The new space was opened in 2015, but it was another year before they fully executed their “honest food” concept, wherein they made the restaurant more sustainable (reducing the amount of plastic, glass and aluminum they used by 70 to 80 percent) and put more of an emphasis on the source of their food. The end result is neither 100 percent organic nor 100 percent Km0, but rather a balance between the two concepts.
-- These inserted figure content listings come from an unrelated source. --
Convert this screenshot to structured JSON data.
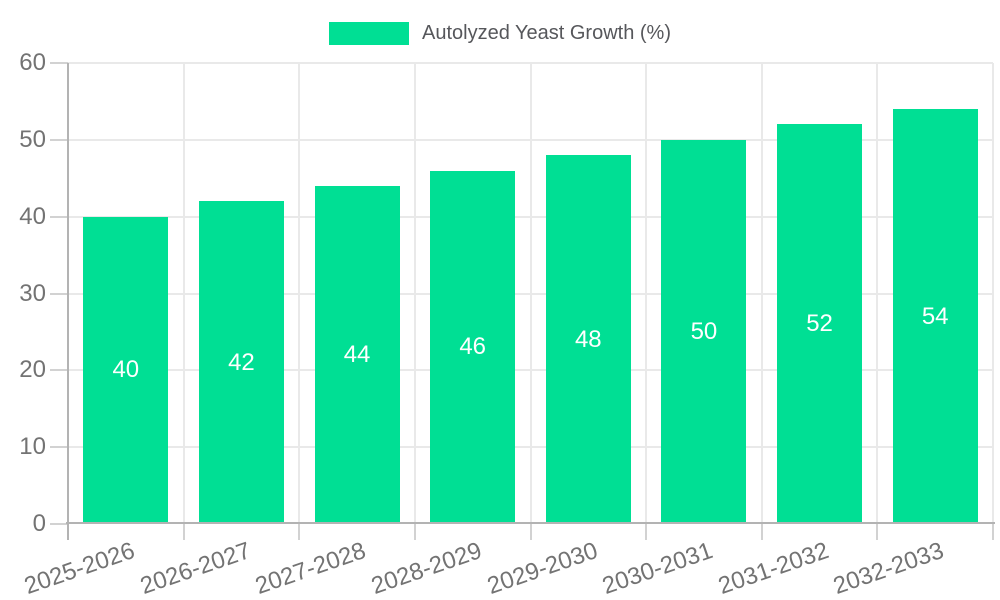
{
  "chart_data": {
    "type": "bar",
    "title": "",
    "legend": {
      "position": "top",
      "entries": [
        "Autolyzed Yeast Growth (%)"
      ]
    },
    "categories": [
      "2025-2026",
      "2026-2027",
      "2027-2028",
      "2028-2029",
      "2029-2030",
      "2030-2031",
      "2031-2032",
      "2032-2033"
    ],
    "series": [
      {
        "name": "Autolyzed Yeast Growth (%)",
        "values": [
          40,
          42,
          44,
          46,
          48,
          50,
          52,
          54
        ]
      }
    ],
    "xlabel": "",
    "ylabel": "",
    "ylim": [
      0,
      60
    ],
    "yticks": [
      0,
      10,
      20,
      30,
      40,
      50,
      60
    ],
    "grid": true,
    "value_labels_shown": true,
    "colors": {
      "bar": "#00df94",
      "bar_label": "#ffffff",
      "grid": "#e9e9e9",
      "axis": "#b3b3b3",
      "tick": "#d2d2d2",
      "tick_label": "#737373",
      "legend_text": "#56575b",
      "background": "#ffffff"
    }
  }
}
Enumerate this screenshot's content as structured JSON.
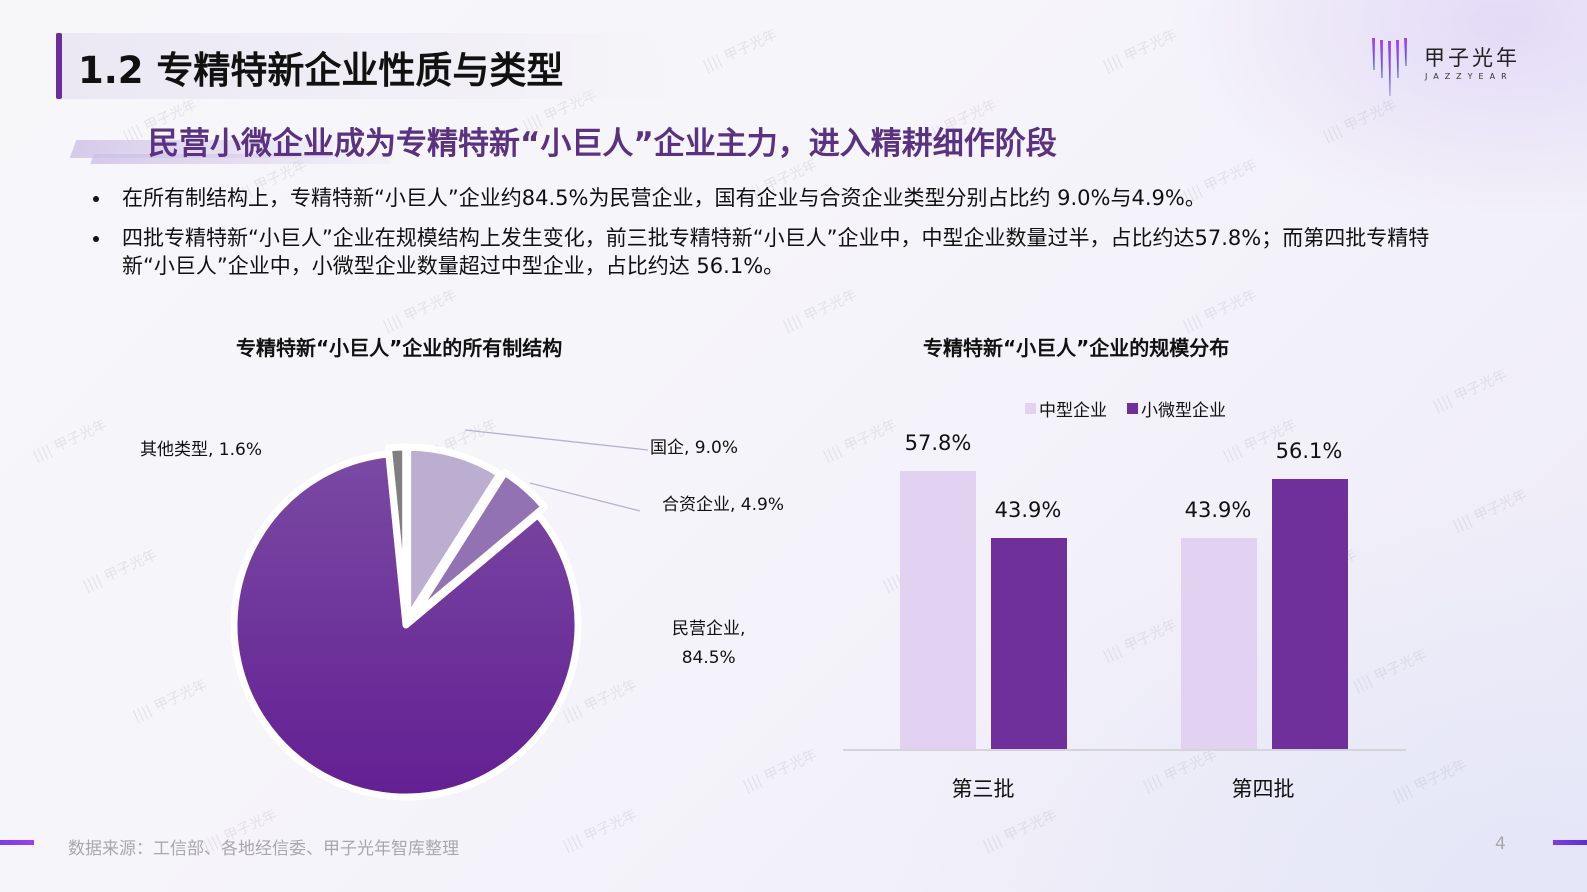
{
  "header": {
    "title": "1.2 专精特新企业性质与类型",
    "subtitle": "民营小微企业成为专精特新“小巨人”企业主力，进入精耕细作阶段"
  },
  "logo": {
    "name": "甲子光年",
    "sub": "JAZZYEAR",
    "colors": [
      "#7b3bf0",
      "#4e5ce8",
      "#a93ff0"
    ]
  },
  "bullets": [
    "在所有制结构上，专精特新“小巨人”企业约84.5%为民营企业，国有企业与合资企业类型分别占比约 9.0%与4.9%。",
    "四批专精特新“小巨人”企业在规模结构上发生变化，前三批专精特新“小巨人”企业中，中型企业数量过半，占比约达57.8%；而第四批专精特新“小巨人”企业中，小微型企业数量超过中型企业，占比约达 56.1%。"
  ],
  "pie_chart": {
    "title": "专精特新“小巨人”企业的所有制结构",
    "labels": {
      "state": "国企, 9.0%",
      "jv": "合资企业, 4.9%",
      "private_line1": "民营企业,",
      "private_line2": "84.5%",
      "other": "其他类型, 1.6%"
    }
  },
  "bar_chart": {
    "title": "专精特新“小巨人”企业的规模分布",
    "legend": [
      "中型企业",
      "小微型企业"
    ],
    "value_labels": [
      "57.8%",
      "43.9%",
      "43.9%",
      "56.1%"
    ],
    "categories": [
      "第三批",
      "第四批"
    ]
  },
  "chart_data": [
    {
      "type": "pie",
      "title": "专精特新“小巨人”企业的所有制结构",
      "labels": [
        "国企",
        "合资企业",
        "民营企业",
        "其他类型"
      ],
      "values": [
        9.0,
        4.9,
        84.5,
        1.6
      ],
      "unit": "%",
      "colors": [
        "#bbaed0",
        "#9272b3",
        "#6b2a98",
        "#7f7f7f"
      ],
      "start_angle": "12 o'clock, clockwise",
      "exploded": true
    },
    {
      "type": "bar",
      "title": "专精特新“小巨人”企业的规模分布",
      "categories": [
        "第三批",
        "第四批"
      ],
      "series": [
        {
          "name": "中型企业",
          "values": [
            57.8,
            43.9
          ],
          "color": "#e2d1f0"
        },
        {
          "name": "小微型企业",
          "values": [
            43.9,
            56.1
          ],
          "color": "#70309b"
        }
      ],
      "unit": "%",
      "xlabel": "",
      "ylabel": "",
      "grid": false,
      "legend_position": "top",
      "data_labels": true
    }
  ],
  "footer": {
    "source": "数据来源：工信部、各地经信委、甲子光年智库整理",
    "page": "4"
  },
  "watermark_text": "甲子光年"
}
They planted their own organic vegetable garden in Valldaura, an area on the edge of the city, as part of a project promoted by the Institute of Advanced Architecture of Barcelona, and now produce their own pickles and fermented vegetables. Their animal products are free range and sourced from the La Garrotxa area, and they only use locally fished seafood from either the Barcelona Fishermen’s Union (Cofraria de Pescadors de la Barceloneta) or the Delta de l’Ebre in southern Catalonia’s Tarragona region. In the case of meat, they buy whole butchered animals to optimize transport and consumption, and to decrease their overall use.
Leka’s daily specials menu, which largely caters to local office workers, never features fish (although you can order it from the main menu). There are also no individually bottled drinks: you can order bulk wine, draft beer or house-made fruit drinks like papelón (lemon with raw cane sugar). No Coke or other industrial sodas in sight.
Moreover, the international kitchen team, which consists of the Peruvian head chef Mario Pérez (who worked with the Adriá brothers in Patka) and cooks Gustavo Suárez (Venezuelan) and Zhang Xialong (Chinese), work in what they call a circular hierarchy. Every week, one member of the kitchen staff chooses the daily specials menu and the others add their own personal twists.
The most senior member, though, is the Catalan pastry specialist Conxi, who has worked in Leka’s kitchen since 1986 and is responsible for all the traditional local dishes like the seafood paella, the callos (spicy beef tripe stew with an intense sofrito and spice profile) and the fideuà (seafood noodles with alioli). The latter was a lunch special on one of our recent visits, and we were impressed by the creamy texture and the intense seafood flavor, which came from an excellent stock.
Their dishes reflect all of their personalities – a mix of local flavors like the seafood paella, the grilled octopus and the Mediterranean red shrimp with Latin-American specialties like the yucca fritter and their excellent vegan or fish ceviches. We recently had a sea bass ceviche with a wonderful and clean sea flavor that was dressed up the taste of choclo and cancha corn and surrounded with creamy sweet potato cream, in a succulent and very satisfying balance of acidic and soft flavors. The Asian influences can be seen in discreet additions such as sauces or more prominently in dishes like the Chinese-Peruvian chijaukay, which in this case is made with veal and panko instead of the traditional chicken.
Looking around, it’s hard to believe that this place used to be a refuge for truckers. But even with its innovative and forward-focused concepts, the new Leka is really not so different from the old – the restaurant is still feeding the neighbors what they want.